Monday, August 17, 2009

Cluttered with Thoughts and Emotions, Day 22

I wrote this entry yesterday, but I forgot to post it. Oops....

Here I thought that committing to a daily blog would be difficult because I'd run out of ideas to express. But as my friend put it, people who have a lot to say usually have a lot to write. Come to think of it, it's almost amusing and air-headed of me to think that the challenges and struggles that plague other people would be my own. As if my life would be that convenient. If that were the case, I'd be able to draw on the experiences of others and learn from it. While I do, I have a lot more twists and turns I have to modify to make it my own after a series of trials and errors.

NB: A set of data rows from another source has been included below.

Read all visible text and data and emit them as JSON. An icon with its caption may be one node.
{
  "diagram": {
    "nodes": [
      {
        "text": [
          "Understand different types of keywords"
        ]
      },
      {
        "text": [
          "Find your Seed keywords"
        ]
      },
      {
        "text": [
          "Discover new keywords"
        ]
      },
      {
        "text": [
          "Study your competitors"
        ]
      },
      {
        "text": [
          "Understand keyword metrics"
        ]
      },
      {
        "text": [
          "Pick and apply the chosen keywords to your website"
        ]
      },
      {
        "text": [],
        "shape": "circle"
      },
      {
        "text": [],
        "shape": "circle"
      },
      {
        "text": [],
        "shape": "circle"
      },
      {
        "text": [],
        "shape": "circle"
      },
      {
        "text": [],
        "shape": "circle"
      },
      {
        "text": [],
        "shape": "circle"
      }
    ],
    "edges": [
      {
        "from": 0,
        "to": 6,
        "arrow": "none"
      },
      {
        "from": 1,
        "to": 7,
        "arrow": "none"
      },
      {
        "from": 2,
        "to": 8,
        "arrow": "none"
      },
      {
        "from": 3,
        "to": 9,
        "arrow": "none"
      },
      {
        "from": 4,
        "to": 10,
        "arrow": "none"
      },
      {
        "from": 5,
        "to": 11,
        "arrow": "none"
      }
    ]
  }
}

It's interesting how self-reflection works.

This blog has been a great experience for me. Even though I have an astute ability to analyze and observe, I reach conclusions so quickly that I don't always consciously process the accumulating details. This blog has allowed me to reflect on a more productive level, and it's made me realize how unique and interconnected I am with others. I've reached a point in my life where I appreciate the difficulties I experience that rarely seem to plague others because I can finally see the benefits that I'm fortunate enough to be blessed with. My mind is usually cluttered, burdened, and racing with thoughts. My challenge with blogging daily isn't about finding things to write about. It's refining, narrowing down, and prioritizing what I want to write about.

I've always felt like the core of who I am is a writer. I still believe that. I relate to things as a writer. But I haven't appreciated things from a writer's viewpoint until this blog. I experience things in my daily life that compels me to write, but another thing happens and that compels me to write. It's a blessing and a curse, a perpetuating cycle. It's today that I realized my addictive personality and compulsive nature is manifesting itself and uprooting itself in my passion. What a clever move to make. My addictive nature wants to survive and doesn't want me to suppress itself. It's an inner turmoil of conflict. The best way to sustain its existence is to clutch onto something that I'm unwilling to kill off.

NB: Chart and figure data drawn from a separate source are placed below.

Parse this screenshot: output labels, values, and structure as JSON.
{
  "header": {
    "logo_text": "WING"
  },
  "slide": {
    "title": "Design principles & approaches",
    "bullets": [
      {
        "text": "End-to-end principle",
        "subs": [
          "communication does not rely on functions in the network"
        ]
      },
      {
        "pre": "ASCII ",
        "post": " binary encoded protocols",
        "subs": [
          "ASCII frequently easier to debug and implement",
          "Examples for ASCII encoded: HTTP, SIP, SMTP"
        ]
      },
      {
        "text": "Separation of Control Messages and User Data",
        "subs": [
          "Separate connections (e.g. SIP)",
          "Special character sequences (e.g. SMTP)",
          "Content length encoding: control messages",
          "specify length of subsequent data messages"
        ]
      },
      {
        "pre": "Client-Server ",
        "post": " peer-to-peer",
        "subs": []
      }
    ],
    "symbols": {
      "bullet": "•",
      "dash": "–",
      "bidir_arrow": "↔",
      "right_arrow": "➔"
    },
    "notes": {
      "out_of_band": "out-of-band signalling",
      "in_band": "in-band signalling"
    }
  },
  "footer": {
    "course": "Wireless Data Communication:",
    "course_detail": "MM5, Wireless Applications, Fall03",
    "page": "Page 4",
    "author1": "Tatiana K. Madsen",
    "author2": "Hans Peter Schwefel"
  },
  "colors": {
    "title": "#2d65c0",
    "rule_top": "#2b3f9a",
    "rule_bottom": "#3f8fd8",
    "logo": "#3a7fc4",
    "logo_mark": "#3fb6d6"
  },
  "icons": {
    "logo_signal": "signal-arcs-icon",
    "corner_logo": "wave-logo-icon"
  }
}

This is so me! I'm paradoxical by nature. Emotional and emotionally-disconnected. Analytical but unobservant. Astutely observant but lacking analytical thought process. At a logical extreme or totally air-headed. So why wouldn't my medicine also be my poison? I don't have a set of two like most people. I have an interchanging, fluid state of things that can either be good or bad depending on my mood. That's why trying to fight or resist the dark side of me fails. It's only by accepting it will I be able to move forward.

I'm influential and have a dominant and powerful energy. I can sense that with some people how I feel can be emulated and mirrored by them. I have to guard myself and others against them. I'm a strong believer in freewill. Having such a presence, I believe that my self-sabotaging nature is deeper rooted than I originally realized. If I think that something is platonic or nothing will happen, I think my energy plays a role in the outcome, which isn't to say that others don't contribute either. I just think it's one reality I have to be more aware of. Another motivating reason for why I want, need, and should silence my mind. My compulsive thoughts can influence things in ways I don't want it to.

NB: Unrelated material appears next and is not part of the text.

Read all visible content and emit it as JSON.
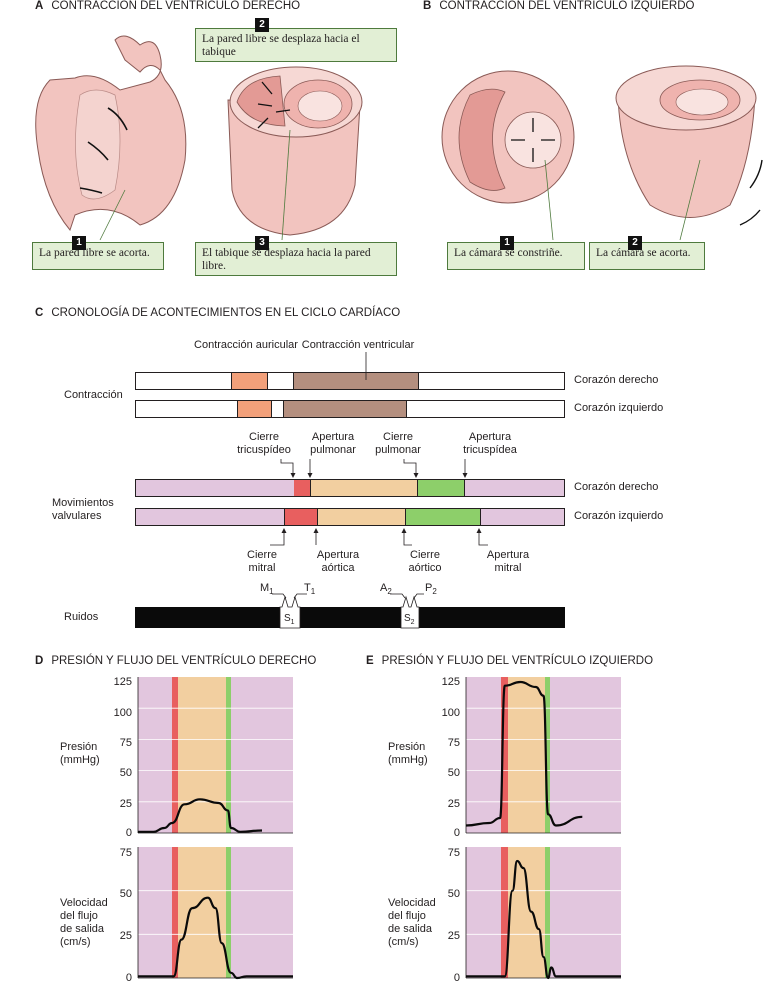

I realized that water has a therapeutic effect on me and helps to wash away my worries that plague me. I used to see water as a emotionally fluid, rapidly changing, unpredictable force. But it's also cleansing, powerful, and purifying. I don't always have to be a hostage to the water element. I think by letting the water wash over me, I was more grounded. It's when I'm grounded that I feel I possess more of the earth element. When I feel more connected to the earth element, I'm receptive to the air element.